Fig.3.1 presents an illustration of the structures of Python-based AI tools. We can divide the AI development environments into multiple layers: coding language, data manipulation and visualization tools, machine learning and data analysis tools, and deep learning tools, among which the latter/upper layers likely rely on the former/lower layers.
Many packages are available for data manipulation and visualization. NumPy is preferred for array operations [30, 31], while Scipy can provide extra complicated math functions and algorithms [32]. Pandas provides powerful tools for data treatment like the organization, rearrangement, storage, and input/output of data [33]. Visualization for viewing the structures and trends of the data can be performed with Matplotlib [34]. Extra visualization work can be finished using packages like Seaborn [35] and Bokeh.

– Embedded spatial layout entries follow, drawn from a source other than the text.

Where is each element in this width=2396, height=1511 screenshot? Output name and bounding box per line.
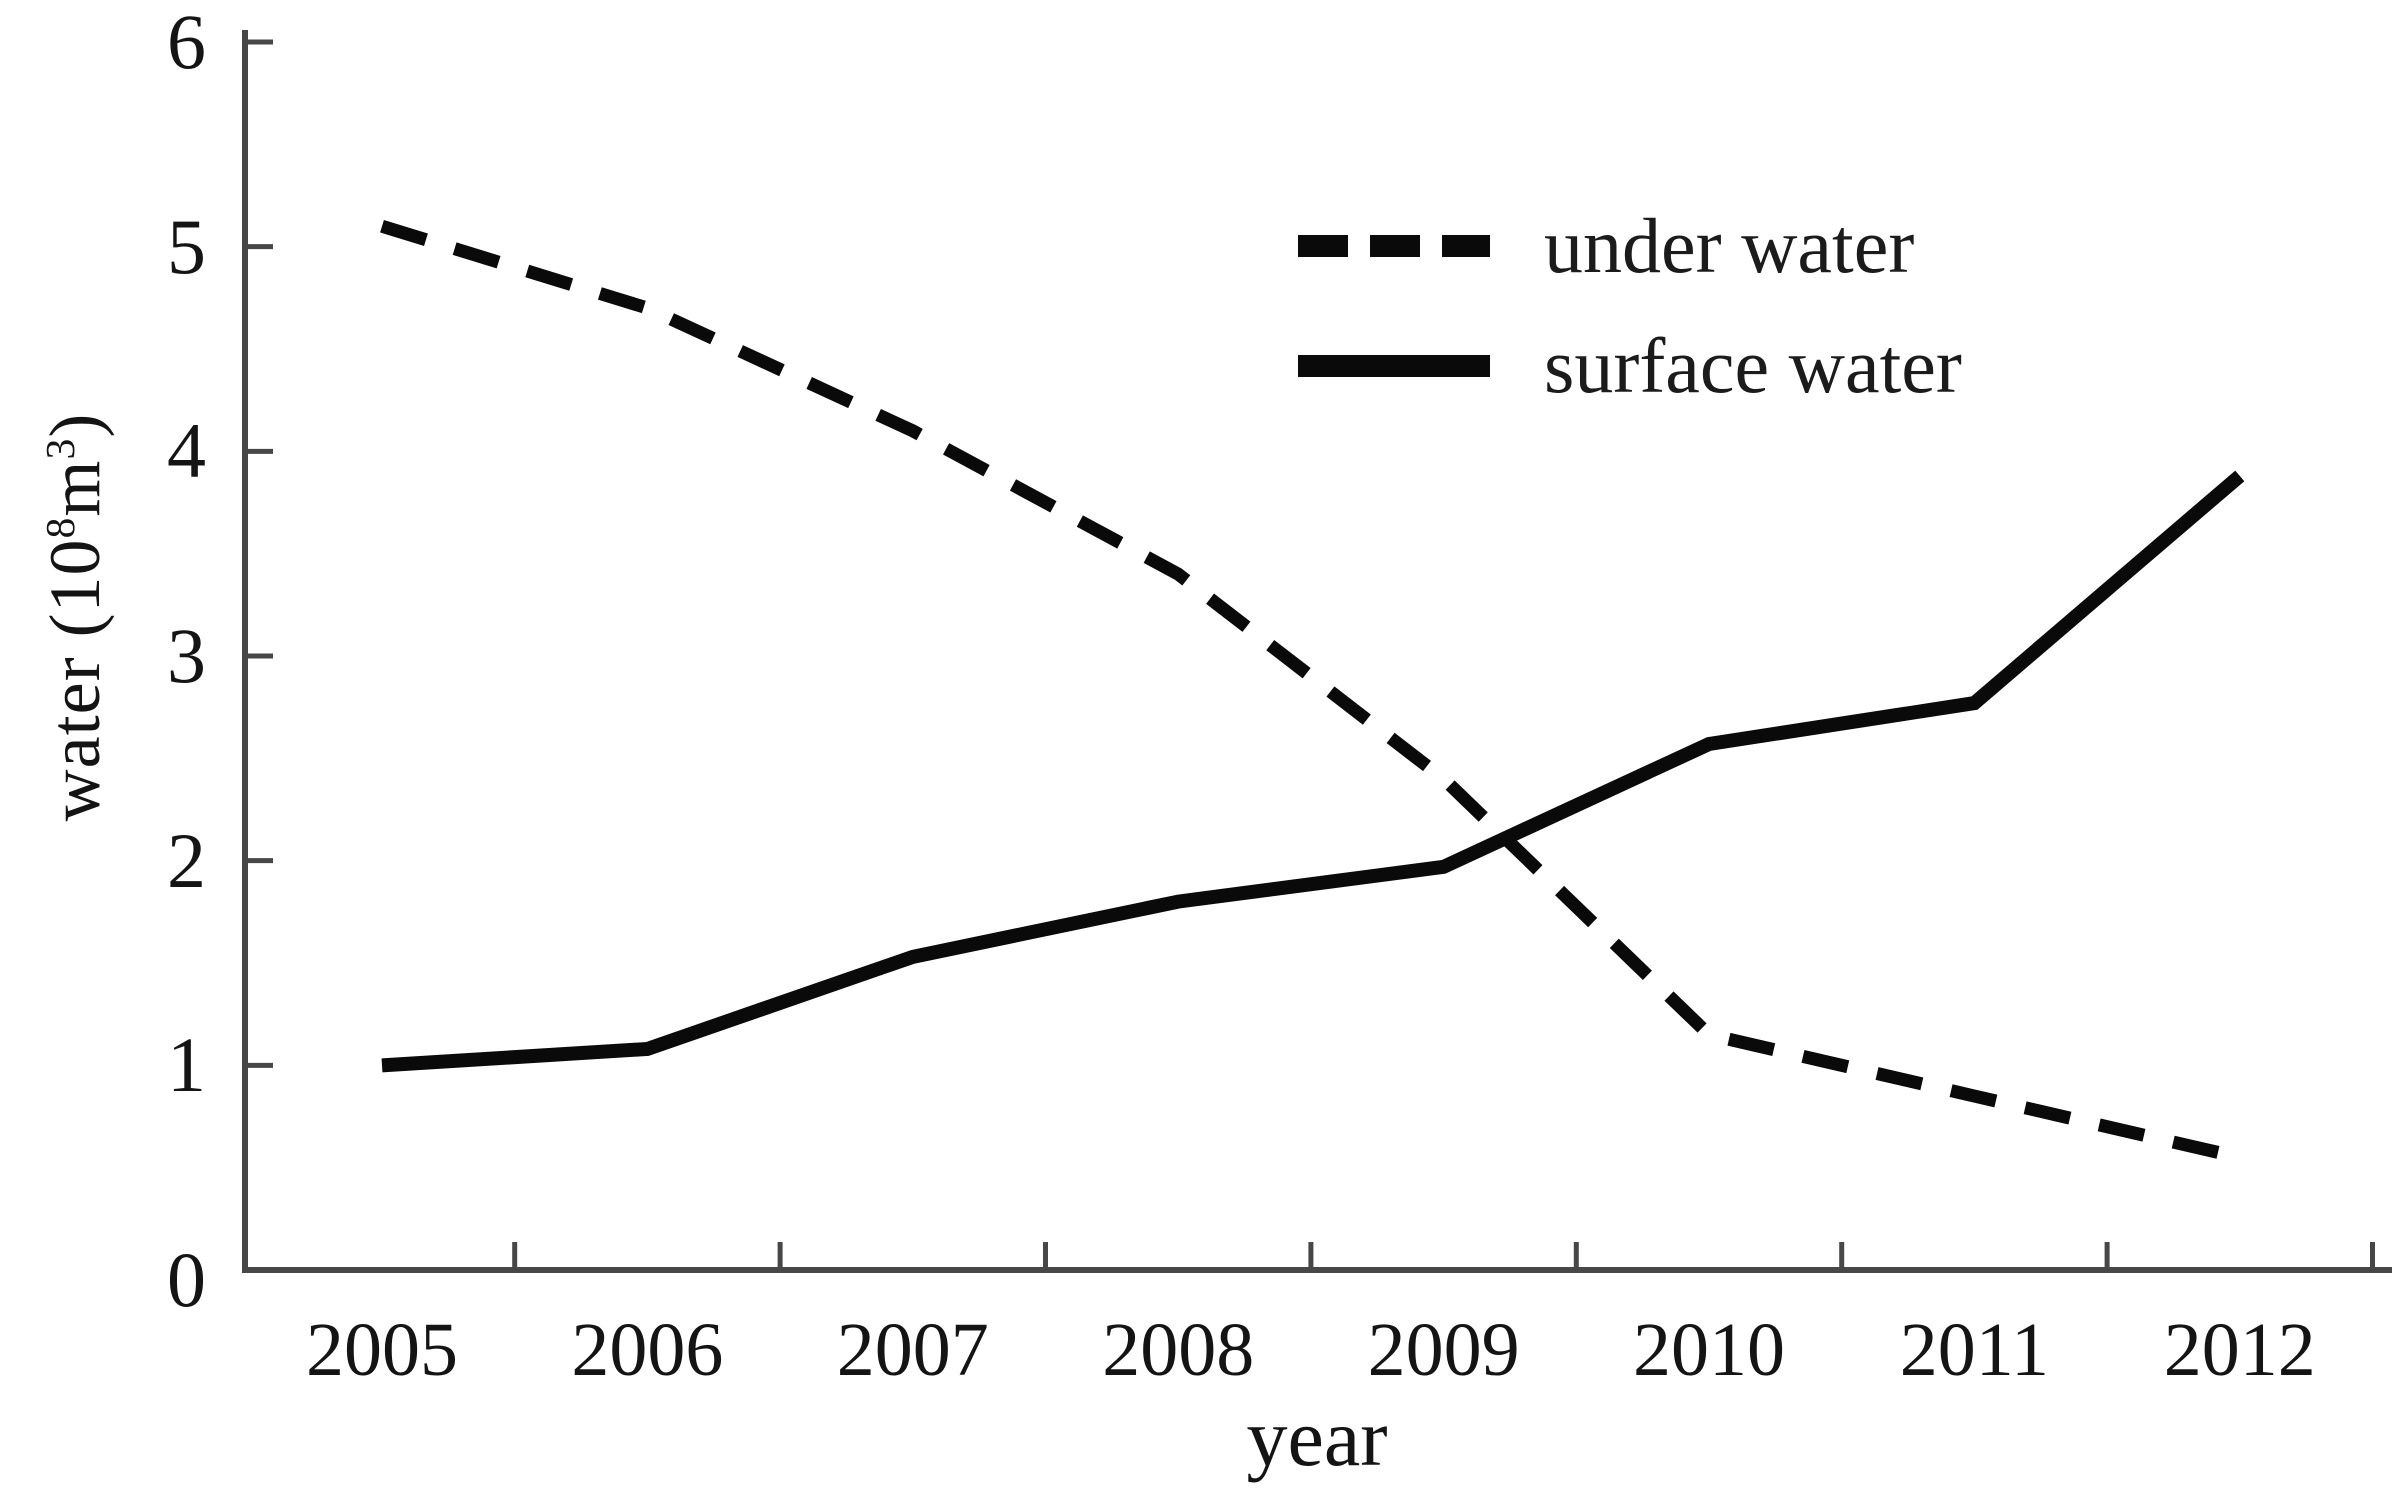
y-axis-title-text: water (10	[35, 538, 115, 822]
x-tick-label: 2007	[836, 1308, 989, 1392]
legend-item-surface-water: surface water	[1296, 306, 1962, 426]
y-tick-label: 4	[167, 407, 206, 495]
y-tick-label: 6	[167, 0, 206, 85]
x-tick-label: 2012	[2163, 1308, 2316, 1392]
y-axis-title-text: )	[35, 412, 115, 438]
y-tick-label: 3	[167, 612, 206, 699]
axes-lines	[242, 30, 2392, 1273]
legend-label-under-water: under water	[1544, 202, 1915, 289]
x-tick-label: 2008	[1102, 1308, 1255, 1392]
y-tick-label: 2	[167, 816, 206, 904]
x-tick-label: 2010	[1633, 1308, 1785, 1392]
x-axis-title: year	[1246, 1392, 1388, 1483]
series-line-under-water	[380, 219, 2242, 1164]
y-axis-title-superscript: 8	[38, 516, 84, 539]
x-tick-label: 2005	[306, 1308, 458, 1392]
series-line-surface-water	[381, 470, 2245, 1073]
y-axis-title-text: m	[35, 459, 115, 517]
y-tick-label: 1	[167, 1021, 206, 1109]
y-tick-label: 5	[167, 202, 206, 290]
x-tick-label: 2009	[1367, 1308, 1520, 1392]
legend-dash-sample	[1298, 235, 1490, 257]
legend-label-surface-water: surface water	[1544, 322, 1962, 409]
x-tick-label: 2011	[1899, 1308, 2049, 1392]
y-axis-title-superscript: 3	[38, 437, 84, 460]
y-tick-label: 0	[167, 1236, 206, 1323]
legend-item-under-water: under water	[1296, 186, 1914, 306]
legend-solid-sample	[1298, 355, 1490, 377]
y-axis-title: water (108m3)	[35, 334, 115, 900]
x-tick-label: 2006	[571, 1308, 724, 1392]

Mature packages are also available for machine learning and deep learning. Scikit-learn is one of the most popular packages for machine learning [36]. For statistics-intensive work like probability distributions and advanced statistical models, we can resort to packages like Scipy.stats and Statmodels, which can achieve most goals similar to the R framework. Many packages are available for deep learning. On a "lower" level, we have popular options like TensorFlow [37], Theono, and PyTorch [38]. Deep learning can be practiced with relatively high flexibility on this level. On a "higher" level, packages like Keras further wrap up functions from lower levels like TensorFlow to conveniently implement deep learning at the cost of sacrificing some flexibility [39].
Software for reinforcement learning has not been that well developed compared with deep learning. But packages like OpenAI Gym can still be good tools for beginners to perform reinforcement learning [40].

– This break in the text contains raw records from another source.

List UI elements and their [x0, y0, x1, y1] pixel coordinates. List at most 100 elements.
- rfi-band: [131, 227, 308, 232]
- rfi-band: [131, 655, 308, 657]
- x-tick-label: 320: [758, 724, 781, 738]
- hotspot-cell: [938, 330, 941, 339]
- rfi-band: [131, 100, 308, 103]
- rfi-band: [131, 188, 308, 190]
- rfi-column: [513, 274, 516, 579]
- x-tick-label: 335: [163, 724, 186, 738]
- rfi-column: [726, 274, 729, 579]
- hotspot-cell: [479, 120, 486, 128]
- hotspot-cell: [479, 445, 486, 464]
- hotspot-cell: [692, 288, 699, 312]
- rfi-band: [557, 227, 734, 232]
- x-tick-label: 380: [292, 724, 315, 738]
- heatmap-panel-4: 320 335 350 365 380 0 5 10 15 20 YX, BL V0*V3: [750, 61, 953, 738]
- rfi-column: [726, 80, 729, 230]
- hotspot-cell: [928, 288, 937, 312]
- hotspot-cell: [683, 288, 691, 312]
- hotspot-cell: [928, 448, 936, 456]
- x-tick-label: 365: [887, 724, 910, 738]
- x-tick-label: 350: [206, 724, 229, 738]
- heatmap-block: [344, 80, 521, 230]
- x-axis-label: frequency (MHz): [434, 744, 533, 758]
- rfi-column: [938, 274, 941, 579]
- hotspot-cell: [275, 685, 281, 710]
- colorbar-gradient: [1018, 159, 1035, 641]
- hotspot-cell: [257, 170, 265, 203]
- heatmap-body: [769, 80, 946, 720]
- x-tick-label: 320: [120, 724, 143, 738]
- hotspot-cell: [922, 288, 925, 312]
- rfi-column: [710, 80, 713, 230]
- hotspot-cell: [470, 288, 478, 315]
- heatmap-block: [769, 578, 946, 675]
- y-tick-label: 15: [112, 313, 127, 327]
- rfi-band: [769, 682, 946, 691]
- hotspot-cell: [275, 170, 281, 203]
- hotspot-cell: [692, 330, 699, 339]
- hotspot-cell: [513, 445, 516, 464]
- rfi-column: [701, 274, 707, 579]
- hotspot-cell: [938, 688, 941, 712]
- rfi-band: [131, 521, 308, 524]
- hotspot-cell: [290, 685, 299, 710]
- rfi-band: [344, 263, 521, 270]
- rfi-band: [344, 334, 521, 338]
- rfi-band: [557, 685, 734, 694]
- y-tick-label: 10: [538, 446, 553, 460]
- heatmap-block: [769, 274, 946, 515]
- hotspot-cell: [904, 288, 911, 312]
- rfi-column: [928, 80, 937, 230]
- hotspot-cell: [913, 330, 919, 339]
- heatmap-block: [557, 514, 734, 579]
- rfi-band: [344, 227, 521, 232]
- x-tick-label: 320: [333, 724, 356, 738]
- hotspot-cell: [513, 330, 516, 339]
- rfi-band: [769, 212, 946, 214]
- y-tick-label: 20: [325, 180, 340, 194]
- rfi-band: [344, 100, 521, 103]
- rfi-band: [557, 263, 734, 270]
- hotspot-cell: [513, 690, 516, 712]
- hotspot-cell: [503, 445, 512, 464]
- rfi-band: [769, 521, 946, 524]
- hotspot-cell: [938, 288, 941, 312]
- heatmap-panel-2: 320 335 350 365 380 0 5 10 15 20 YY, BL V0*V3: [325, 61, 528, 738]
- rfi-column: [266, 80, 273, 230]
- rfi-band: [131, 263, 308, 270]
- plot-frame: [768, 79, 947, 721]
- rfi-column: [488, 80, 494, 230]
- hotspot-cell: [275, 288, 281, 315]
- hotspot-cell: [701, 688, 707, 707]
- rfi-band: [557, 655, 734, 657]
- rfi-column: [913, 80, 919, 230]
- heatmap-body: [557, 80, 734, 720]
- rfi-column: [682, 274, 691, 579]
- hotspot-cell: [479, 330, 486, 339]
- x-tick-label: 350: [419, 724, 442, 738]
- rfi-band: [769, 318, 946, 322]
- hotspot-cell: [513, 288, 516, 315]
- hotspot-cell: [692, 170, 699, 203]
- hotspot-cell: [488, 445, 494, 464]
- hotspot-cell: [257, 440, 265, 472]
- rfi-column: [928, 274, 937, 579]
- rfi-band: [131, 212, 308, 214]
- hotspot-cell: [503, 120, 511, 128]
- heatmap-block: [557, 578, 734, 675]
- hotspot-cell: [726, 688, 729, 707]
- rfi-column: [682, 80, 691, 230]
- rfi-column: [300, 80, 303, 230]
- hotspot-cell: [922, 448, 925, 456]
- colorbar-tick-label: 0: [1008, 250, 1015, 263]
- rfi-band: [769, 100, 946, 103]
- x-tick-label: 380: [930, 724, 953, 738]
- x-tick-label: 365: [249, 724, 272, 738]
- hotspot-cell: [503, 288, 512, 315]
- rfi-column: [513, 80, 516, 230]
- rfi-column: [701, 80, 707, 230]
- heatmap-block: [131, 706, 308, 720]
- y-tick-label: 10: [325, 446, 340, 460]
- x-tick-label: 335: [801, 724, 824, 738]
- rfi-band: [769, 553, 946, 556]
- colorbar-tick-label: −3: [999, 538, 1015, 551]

It is worthwhile to mention that the software pool for AI is a highly dynamic area considering the fast technology iteration in the world of AI, especially when AI is at a high tide. For example, the popularity shift from Caffe [41] to TensorFlow to PyTorch in deep learning occurs only within several years. The development is not necessarily a one-way process and could be very complex. However, even if newer and fancier players come to the playground, the above packages can still provide an adequate environment for beginners to learn and practice AI.

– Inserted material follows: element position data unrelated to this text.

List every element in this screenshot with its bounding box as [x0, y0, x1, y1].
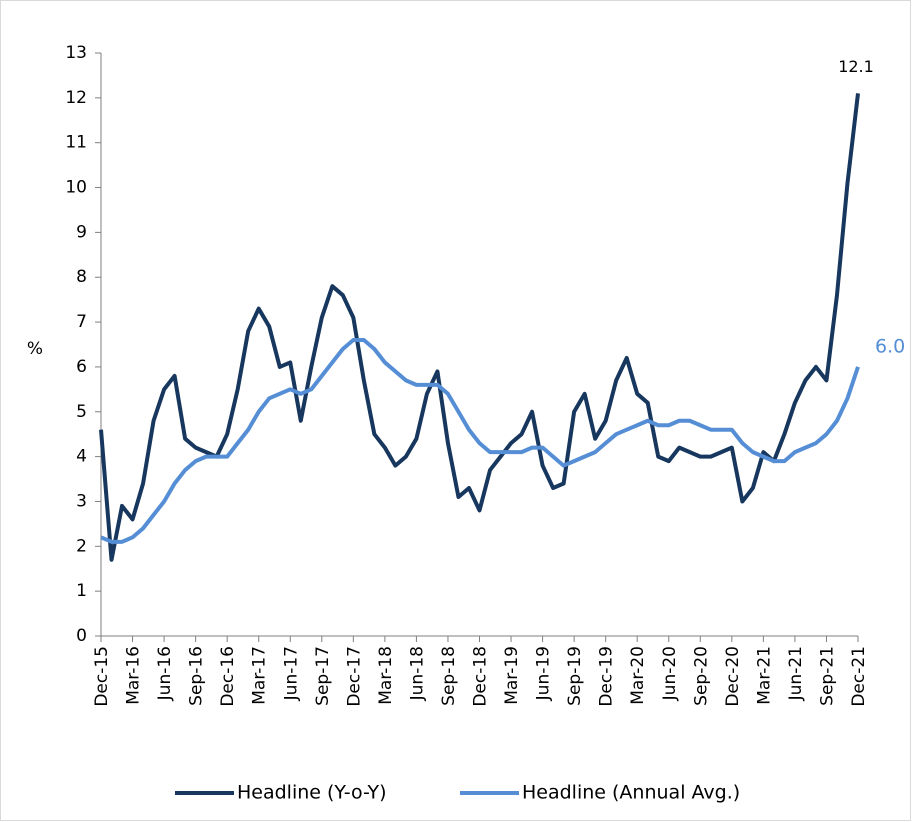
x-tick-label: Jun-20 [660, 646, 680, 701]
x-tick-label: Sep-18 [439, 646, 459, 706]
x-tick-label: Sep-20 [691, 646, 711, 706]
x-tick-label: Dec-18 [471, 646, 491, 707]
y-tick-label: 12 [65, 88, 87, 108]
legend-label: Headline (Y-o-Y) [237, 782, 387, 804]
x-tick-label: Dec-15 [92, 646, 112, 707]
x-tick-label: Sep-21 [817, 646, 837, 706]
x-tick-label: Mar-19 [502, 646, 522, 705]
line-series [100, 338, 860, 544]
y-tick-label: 7 [76, 312, 87, 332]
x-tick-label: Jun-18 [407, 646, 427, 701]
x-tick-label: Mar-20 [628, 646, 648, 705]
x-tick-label: Jun-19 [534, 646, 554, 701]
x-tick-label: Dec-16 [218, 646, 238, 707]
x-tick-label: Dec-17 [344, 646, 364, 707]
x-tick-label: Sep-17 [313, 646, 333, 706]
x-tick-label: Jun-21 [786, 646, 806, 701]
y-tick-label: 1 [76, 581, 87, 601]
y-tick-label: 11 [65, 133, 87, 153]
x-tick-label: Mar-17 [250, 646, 270, 705]
y-tick-label: 5 [76, 402, 87, 422]
y-tick-label: 3 [76, 491, 87, 511]
x-tick-label: Dec-19 [597, 646, 617, 707]
y-tick-label: 0 [76, 626, 87, 646]
y-tick-label: 9 [76, 222, 87, 242]
data-label: 12.1 [838, 57, 874, 76]
y-tick-label: 13 [65, 43, 87, 63]
x-tick-label: Mar-16 [124, 646, 144, 705]
y-tick-label: 10 [65, 178, 87, 198]
legend-label: Headline (Annual Avg.) [522, 782, 740, 804]
x-tick-label: Dec-21 [849, 646, 869, 707]
x-tick-label: Jun-16 [155, 646, 175, 701]
x-tick-label: Jun-17 [281, 646, 301, 701]
y-tick-label: 2 [76, 536, 87, 556]
x-tick-label: Dec-20 [723, 646, 743, 707]
y-axis-label: % [27, 339, 43, 359]
line-series [99, 93, 860, 562]
x-tick-label: Mar-21 [754, 646, 774, 705]
data-label: 6.0 [875, 335, 905, 357]
x-tick-label: Sep-19 [565, 646, 585, 706]
x-tick-label: Sep-16 [187, 646, 207, 706]
y-tick-label: 4 [76, 447, 87, 467]
y-tick-label: 8 [76, 267, 87, 287]
y-tick-label: 6 [76, 357, 87, 377]
x-tick-label: Mar-18 [376, 646, 396, 705]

In the following sections, some essential functions of Python and popular Python-based AI tools including NumPy, Pandas, Matplotlib, Scikit-learn, TensorFlow, Keras, and OpenAI Gym, which will be used in later chapters of this book for AI implementations, will be briefly introduced one by one. It is noted that only the most essential functionalities of these tools will be mentioned. Hence, the materials to be presented can be similar to many online tutorials titled "Learn Python in ******* * * minutes". In fact, it is not difficult to find out that Engineers' AI practices may only need to frequently use a small set of functions from these packages, while other functions that may be used can be easily grasped by checking the official manuals or other learning materials for these well-documented packages. The purpose of the following sections is to provide engineers with a quick entry to the world of AI tools in Python, so that beginners would not be discouraged or overwhelmed by the explosive information that is available online.